Locally connected and connected

connectednessgeneral-topologylocally-connected

Let X be locally connected, $A \subset X$ arbitrary. Let $S \subset A$ be connected and open in A. Show $S=U\cap A$ where $U$ is connected and open.

I think that I have solved already but I never used that X was locally connected so if you could help me a little bit….

Like $S$ is open in $A$ there exists $K\subset X$ open such that $S=K\cap A$. Let suppose K is disconnected in $X$. Thus there exist $J,L\subset X$ open and $K\cap J\neq \emptyset$ $\neq$ $K\cap L$ and $J\cap L \cap K= \emptyset$ such that $K=(J\cap K)\cup (L\cap K)$. Then we have $S=((J\cap K)\cup (L\cap K))\cap A=(J\cap K \cap A)\cup (L\cap K \cap A)$. So $S$ would be disconnected in $A$, hence $K$ is connected in $X$.

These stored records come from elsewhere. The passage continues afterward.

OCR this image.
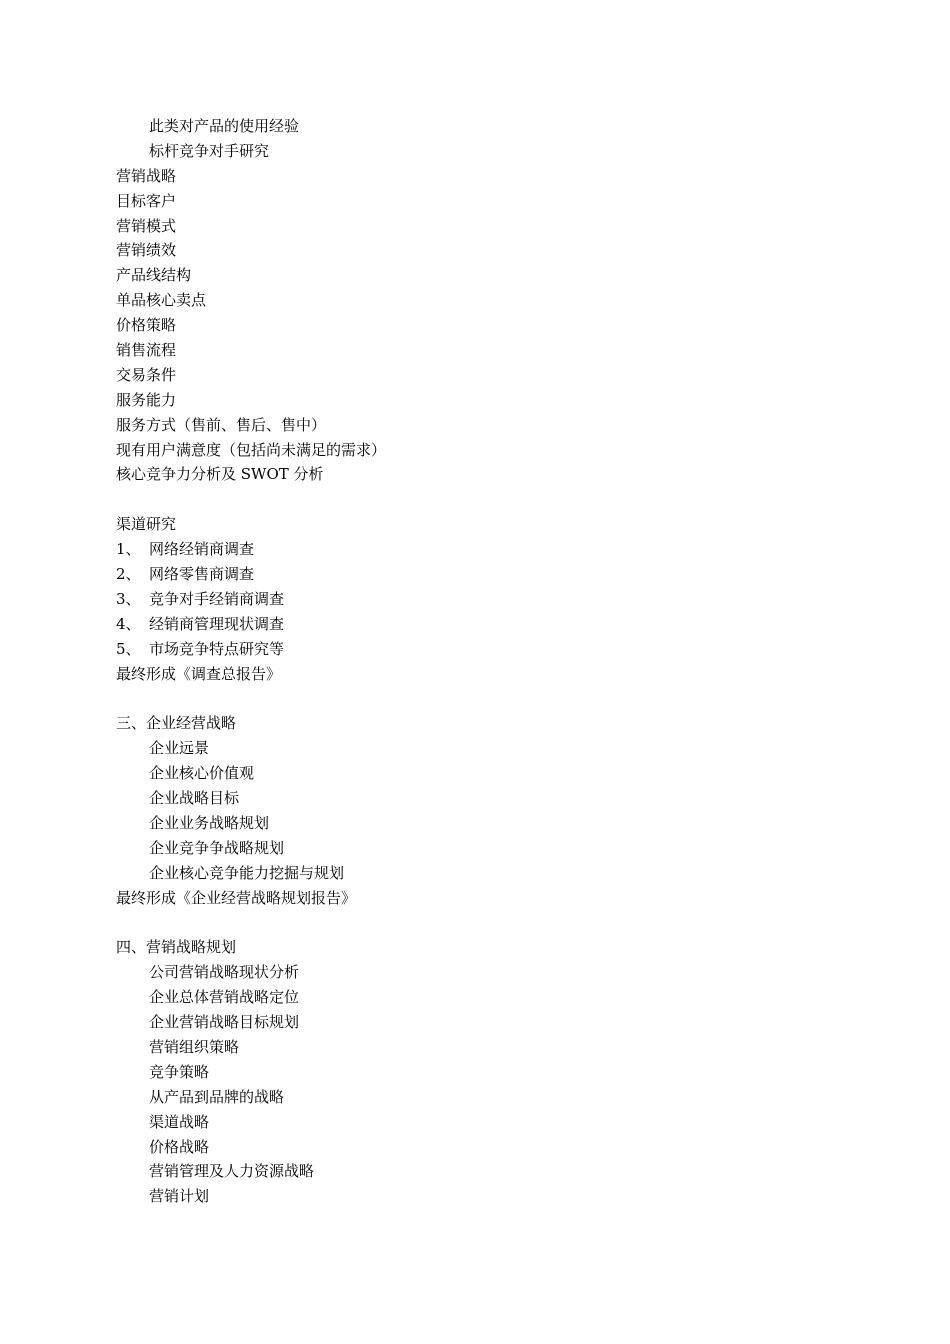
此类对产品的使用经验
标杆竞争对手研究
营销战略
目标客户
营销模式
营销绩效
产品线结构
单品核心卖点
价格策略
销售流程
交易条件
服务能力
服务方式（售前、售后、售中）
现有用户满意度（包括尚未满足的需求）
核心竞争力分析及 SWOT 分析
渠道研究
1、 网络经销商调查
2、 网络零售商调查
3、 竞争对手经销商调查
4、 经销商管理现状调查
5、 市场竞争特点研究等
最终形成《调查总报告》
三、企业经营战略
企业远景
企业核心价值观
企业战略目标
企业业务战略规划
企业竞争争战略规划
企业核心竞争能力挖掘与规划
最终形成《企业经营战略规划报告》
四、营销战略规划
公司营销战略现状分析
企业总体营销战略定位
企业营销战略目标规划
营销组织策略
竞争策略
从产品到品牌的战略
渠道战略
价格战略
营销管理及人力资源战略
营销计划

I rushed in the conclusion, let see….

If both $(J\cap K \cap A) =\emptyset= (L\cap K \cap A)$, then $U=\emptyset$ would do the job. So lets suppose $(J\cap K \cap A)\neq \emptyset$, like $J,K$ are open in X then $J\cap K$ is open in X, so $U=J\cap K$ its what we need. Not is not what we need, I do not know if $U=J\cap K$ is connected, so here I must use the X is locally connected….

Best Answer

As far as what you've done goes, I'd remark that

... since $J\cap K\cap A$ happens to be empty because I said so, there is no absurd here.

Rather, I think you should observe that connected components of open sets in a locally connected topological space are open, and then you should consider the connected component of $K$ that contains $S$.